Wednesday, April 26, 2017

The Reader Who Digested Everything

As a kid, my sisters and I used to go to the library every Friday afternoon. After maxing out our library cards, my parents would drive us to my grandma's house. I would cram in as many pages as possible on that drive, often reading by the spotty light of street lamps until the drop off at Grandma's iron gate. 

From then on, my sisters and I would paint pictures for my sick grandpa and also for our weekly Friday news show. One time we asked my Grandma to be a part of the show, so she painted a picture of guinea pig and told us the story of my Uncle Randy's guinea pig Nibbles and how he (Nibbles) ate everything but one day she came home to Uncle Randy sitting on the couch crying over Nibbles because Nibbles had eaten something he shouldn't have and died. I kinda feel bad about it now, but Grandma wasn't asked to be a part of the show anymore.

Where was I going with this?

Right. Reading. We loved reading. And by we, I actually mean I loved reading. Not to discredit my sisters, but I will selfishly take the spotlight for being the child who loved reading the most, since I was the one who traded eyesight in order to read more books.

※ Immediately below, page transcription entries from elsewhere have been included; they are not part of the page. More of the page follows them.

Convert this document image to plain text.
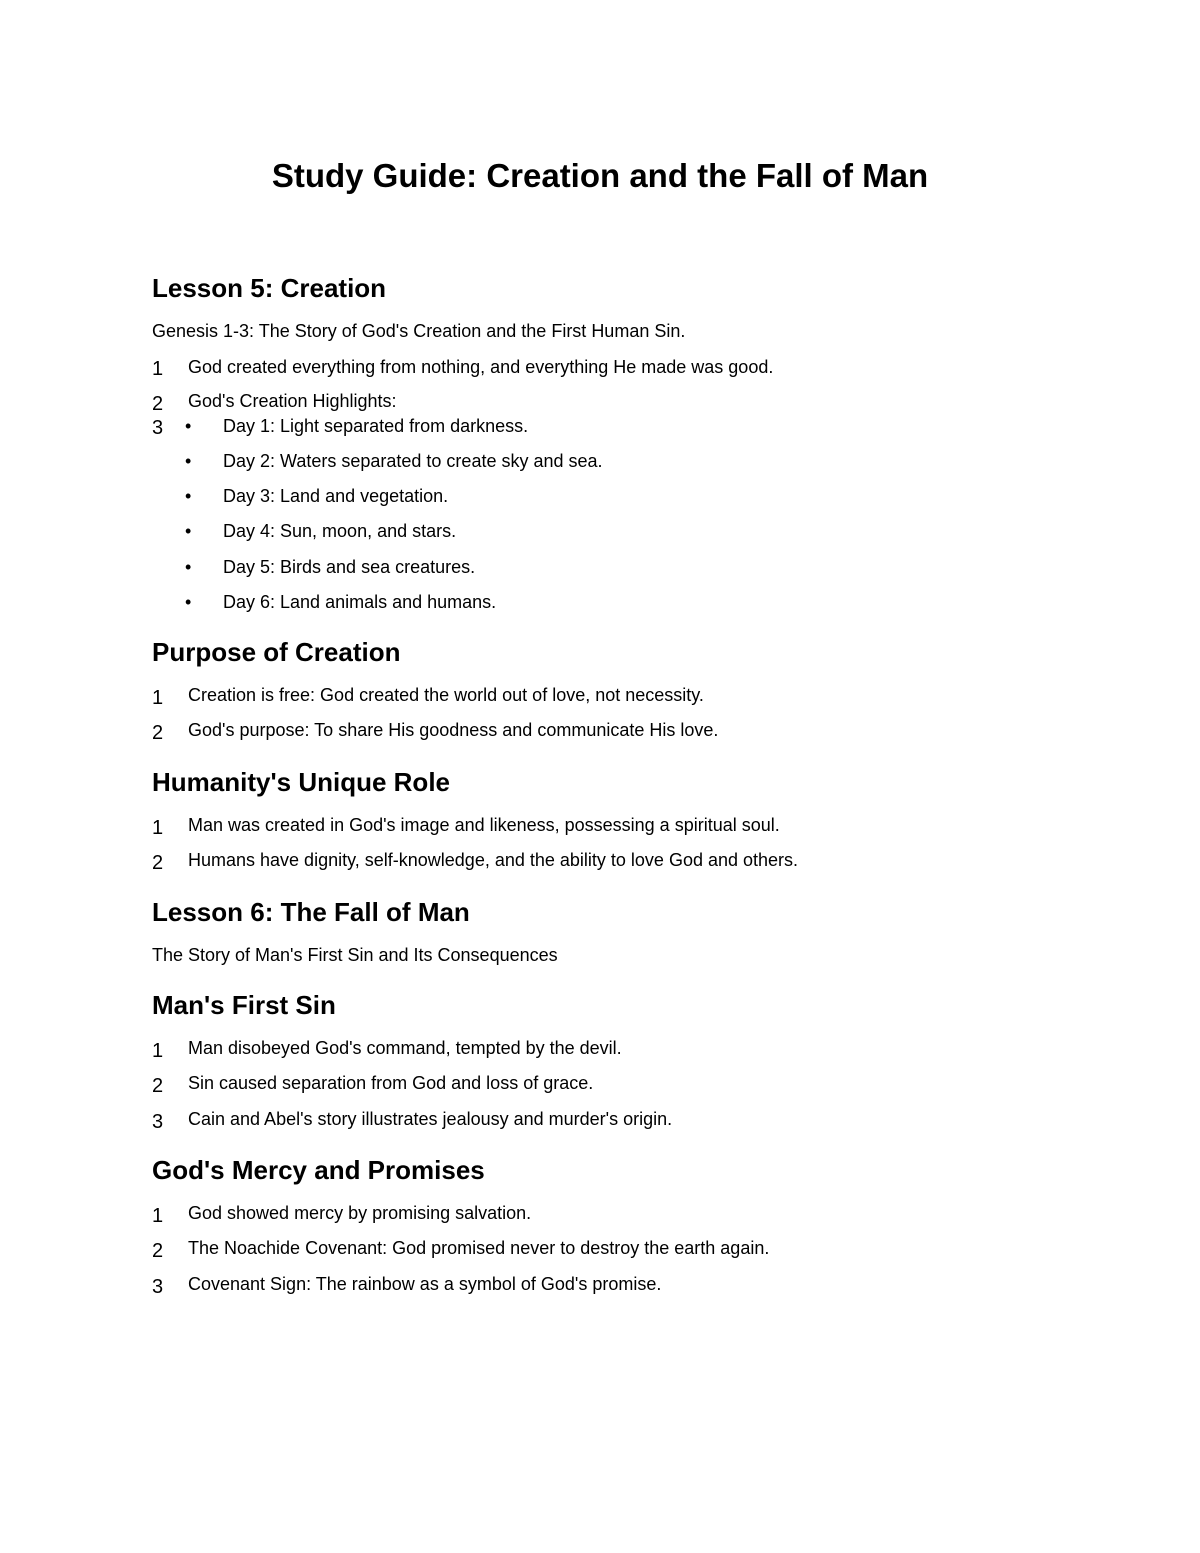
Study Guide: Creation and the Fall of Man
Lesson 5: Creation

Genesis 1-3: The Story of God's Creation and the First Human Sin.

1	God created everything from nothing, and everything He made was good.
2	God's Creation Highlights:
3	• Day 1: Light separated from darkness.
• Day 2: Waters separated to create sky and sea.
• Day 3: Land and vegetation.
• Day 4: Sun, moon, and stars.
• Day 5: Birds and sea creatures.
• Day 6: Land animals and humans.
Purpose of Creation
1	Creation is free: God created the world out of love, not necessity.
2	God's purpose: To share His goodness and communicate His love.
Humanity's Unique Role
1	Man was created in God's image and likeness, possessing a spiritual soul.
2	Humans have dignity, self-knowledge, and the ability to love God and others.
Lesson 6: The Fall of Man

The Story of Man's First Sin and Its Consequences

Man's First Sin
1	Man disobeyed God's command, tempted by the devil.
2	Sin caused separation from God and loss of grace.
3	Cain and Abel's story illustrates jealousy and murder's origin.
God's Mercy and Promises
1	God showed mercy by promising salvation.
2	The Noachide Covenant: God promised never to destroy the earth again.
3	Covenant Sign: The rainbow as a symbol of God's promise.
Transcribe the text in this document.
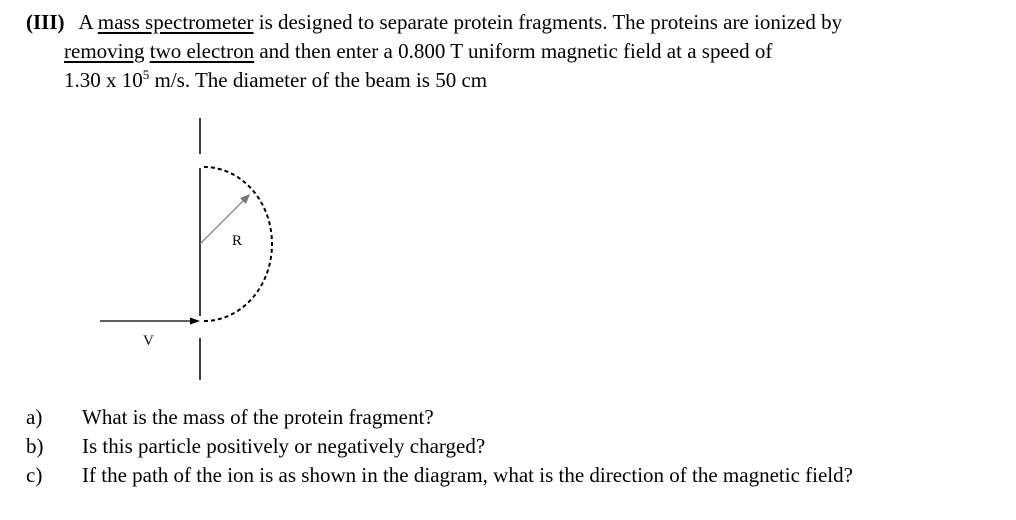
(III) A mass spectrometer is designed to separate protein fragments. The proteins are ionized by
removing two electron and then enter a 0.800 T uniform magnetic field at a speed of
1.30 x $10^5$ m/s. The diameter of the beam is 50 cm
R
V
a)	What is the mass of the protein fragment?
b)	Is this particle positively or negatively charged?
c)	If the path of the ion is as shown in the diagram, what is the direction of the magnetic field?
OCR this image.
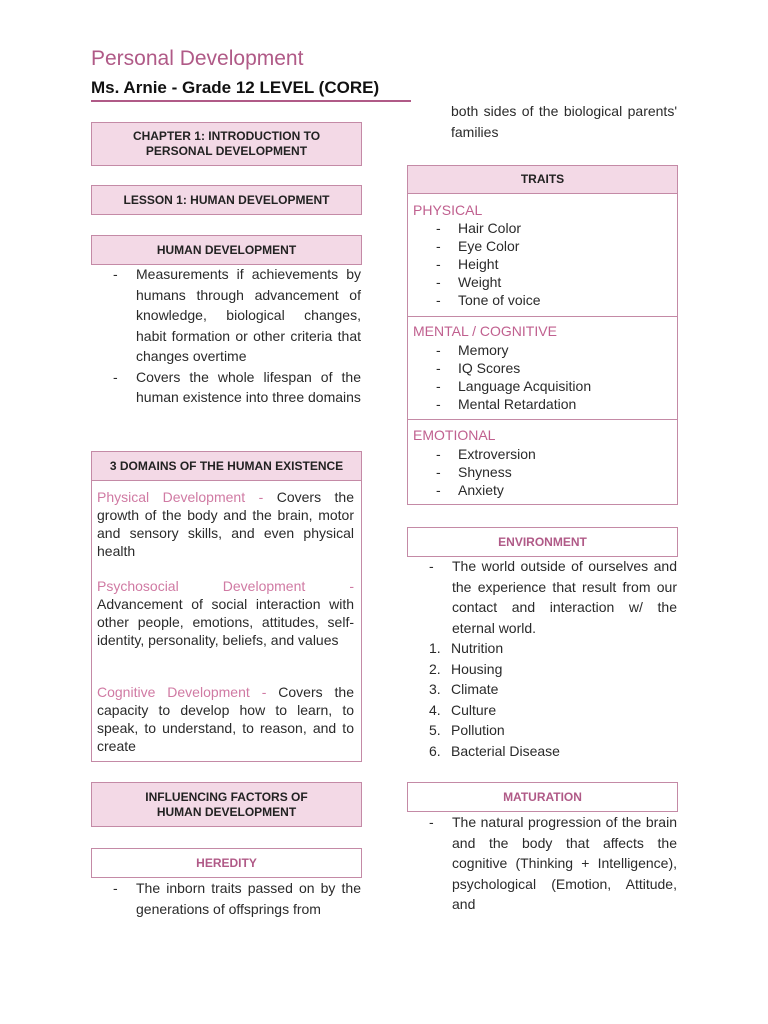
Personal Development
Ms. Arnie - Grade 12 LEVEL (CORE)
CHAPTER 1: INTRODUCTION TO PERSONAL DEVELOPMENT
LESSON 1: HUMAN DEVELOPMENT
HUMAN DEVELOPMENT
- Measurements if achievements by humans through advancement of knowledge, biological changes, habit formation or other criteria that changes overtime
- Covers the whole lifespan of the human existence into three domains
3 DOMAINS OF THE HUMAN EXISTENCE
Physical Development - Covers the growth of the body and the brain, motor and sensory skills, and even physical health
Psychosocial Development - Advancement of social interaction with other people, emotions, attitudes, self-identity, personality, beliefs, and values
Cognitive Development - Covers the capacity to develop how to learn, to speak, to understand, to reason, and to create
INFLUENCING FACTORS OF HUMAN DEVELOPMENT
HEREDITY
- The inborn traits passed on by the generations of offsprings from
both sides of the biological parents' families
TRAITS
PHYSICAL
- Hair Color
- Eye Color
- Height
- Weight
- Tone of voice
MENTAL / COGNITIVE
- Memory
- IQ Scores
- Language Acquisition
- Mental Retardation
EMOTIONAL
- Extroversion
- Shyness
- Anxiety
ENVIRONMENT
- The world outside of ourselves and the experience that result from our contact and interaction w/ the eternal world.
1. Nutrition
2. Housing
3. Climate
4. Culture
5. Pollution
6. Bacterial Disease
MATURATION
- The natural progression of the brain and the body that affects the cognitive (Thinking + Intelligence), psychological (Emotion, Attitude, and
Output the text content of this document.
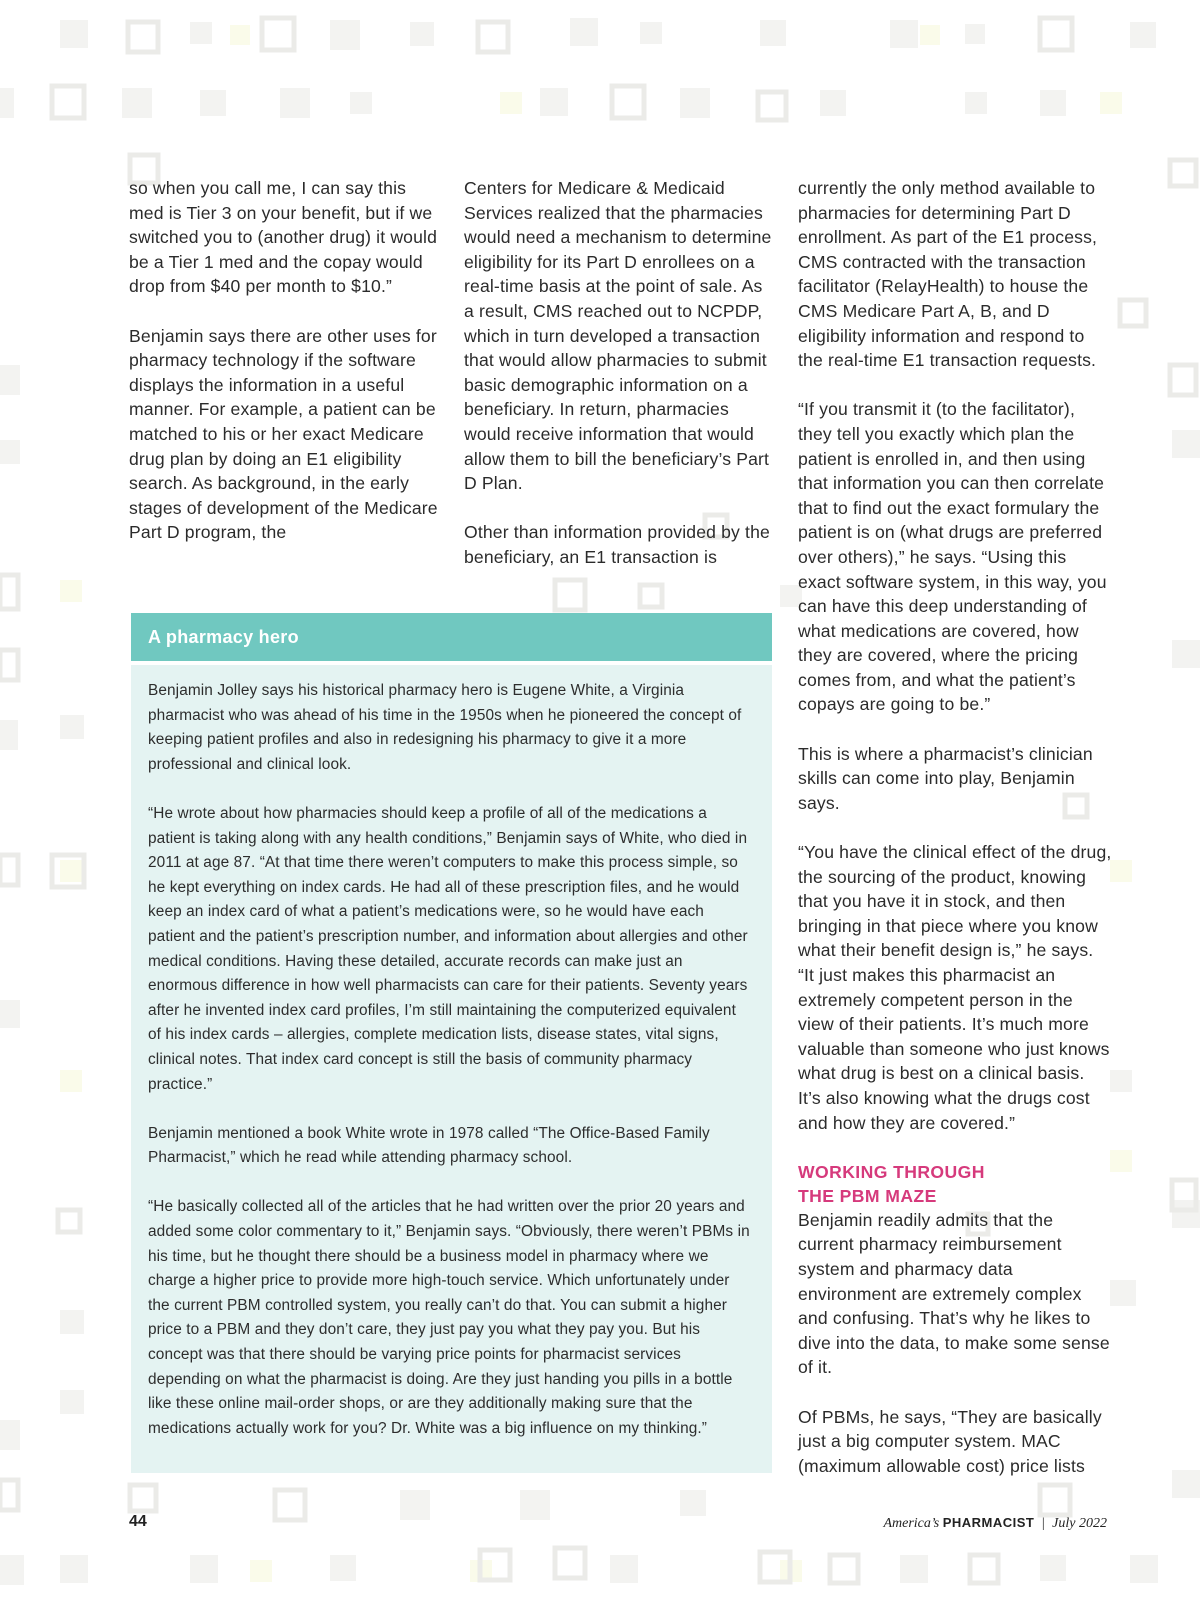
so when you call me, I can say this med is Tier 3 on your benefit, but if we switched you to (another drug) it would be a Tier 1 med and the copay would drop from $40 per month to $10.”

Benjamin says there are other uses for pharmacy technology if the software displays the information in a useful manner. For example, a patient can be matched to his or her exact Medicare drug plan by doing an E1 eligibility search. As background, in the early stages of development of the Medicare Part D program, the

Centers for Medicare & Medicaid Services realized that the pharmacies would need a mechanism to determine eligibility for its Part D enrollees on a real-time basis at the point of sale. As a result, CMS reached out to NCPDP, which in turn developed a transaction that would allow pharmacies to submit basic demographic information on a beneficiary. In return, pharmacies would receive information that would allow them to bill the beneficiary’s Part D Plan.

Other than information provided by the beneficiary, an E1 transaction is

currently the only method available to pharmacies for determining Part D enrollment. As part of the E1 process, CMS contracted with the transaction facilitator (RelayHealth) to house the CMS Medicare Part A, B, and D eligibility information and respond to the real-time E1 transaction requests.

“If you transmit it (to the facilitator), they tell you exactly which plan the patient is enrolled in, and then using that information you can then correlate that to find out the exact formulary the patient is on (what drugs are preferred over others),” he says. “Using this exact software system, in this way, you can have this deep understanding of what medications are covered, how they are covered, where the pricing comes from, and what the patient’s copays are going to be.”

This is where a pharmacist’s clinician skills can come into play, Benjamin says.

“You have the clinical effect of the drug, the sourcing of the product, knowing that you have it in stock, and then bringing in that piece where you know what their benefit design is,” he says. “It just makes this pharmacist an extremely competent person in the view of their patients. It’s much more valuable than someone who just knows what drug is best on a clinical basis. It’s also knowing what the drugs cost and how they are covered.”

WORKING THROUGH
THE PBM MAZE

Benjamin readily admits that the current pharmacy reimbursement system and pharmacy data environment are extremely complex and confusing. That’s why he likes to dive into the data, to make some sense of it.

Of PBMs, he says, “They are basically just a big computer system. MAC (maximum allowable cost) price lists

A pharmacy hero

Benjamin Jolley says his historical pharmacy hero is Eugene White, a Virginia pharmacist who was ahead of his time in the 1950s when he pioneered the concept of keeping patient profiles and also in redesigning his pharmacy to give it a more professional and clinical look.

“He wrote about how pharmacies should keep a profile of all of the medications a patient is taking along with any health conditions,” Benjamin says of White, who died in 2011 at age 87. “At that time there weren’t computers to make this process simple, so he kept everything on index cards. He had all of these prescription files, and he would keep an index card of what a patient’s medications were, so he would have each patient and the patient’s prescription number, and information about allergies and other medical conditions. Having these detailed, accurate records can make just an enormous difference in how well pharmacists can care for their patients. Seventy years after he invented index card profiles, I’m still maintaining the computerized equivalent of his index cards – allergies, complete medication lists, disease states, vital signs, clinical notes. That index card concept is still the basis of community pharmacy practice.”

Benjamin mentioned a book White wrote in 1978 called “The Office-Based Family Pharmacist,” which he read while attending pharmacy school.

“He basically collected all of the articles that he had written over the prior 20 years and added some color commentary to it,” Benjamin says. “Obviously, there weren’t PBMs in his time, but he thought there should be a business model in pharmacy where we charge a higher price to provide more high-touch service. Which unfortunately under the current PBM controlled system, you really can’t do that. You can submit a higher price to a PBM and they don’t care, they just pay you what they pay you. But his concept was that there should be varying price points for pharmacist services depending on what the pharmacist is doing. Are they just handing you pills in a bottle like these online mail-order shops, or are they additionally making sure that the medications actually work for you? Dr. White was a big influence on my thinking.”

44	America’s PHARMACIST | July 2022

This is almost as cute as the Gift of the Magi.

My parents didn't let us take our library books to Grandma's house. Something about play with your sisters and spend time with Grandma was important to them. It was a forced wait to endure before indulging in literary treasures. Once my parents came for pick up, I would snatch my books as soon as inhumanely possible and devour them. Once I was sent to bed, I used a flashlight to keep on with Nancy Drew.

Eventually, the flashlight was discovered, and disbanded.

No matter, said I, for I have a gameboy. The gameboy met the same dismantling fate.

No matter! said I again with forced cheer, but admirable determination, for I have a tamagotchi. 

You can see where this is going.

Once my bedroom was properly disposed of any electronic enablers, methods were forced to consider other outlets of creativity. While pondering my dilemma, I lay in bed watching as a sliver of moonlight slowly made its arcs on the walls.

Moonlight.

My parents could stop technology, but they couldn't stop nature from happening. The light in my room wasn't quite bright enough, so I spent many silent nights crouched on the stairway, reading by moonlight. I had outsmarted them all. Until, of course, when my mom's intuition struck a chord against me and I was sent to bed without my Nancy Drew fix.

(Grandma once caught me reading by moonlight and defeatedly surrendered a lamp.)

At the start of this post, I said that I would selfishly claim the prize for being the most dedicated reader in the family. I still hold to that claim. These are my gold and blue trophies.


-3.75 LR and a slight stigmatism never looked so good.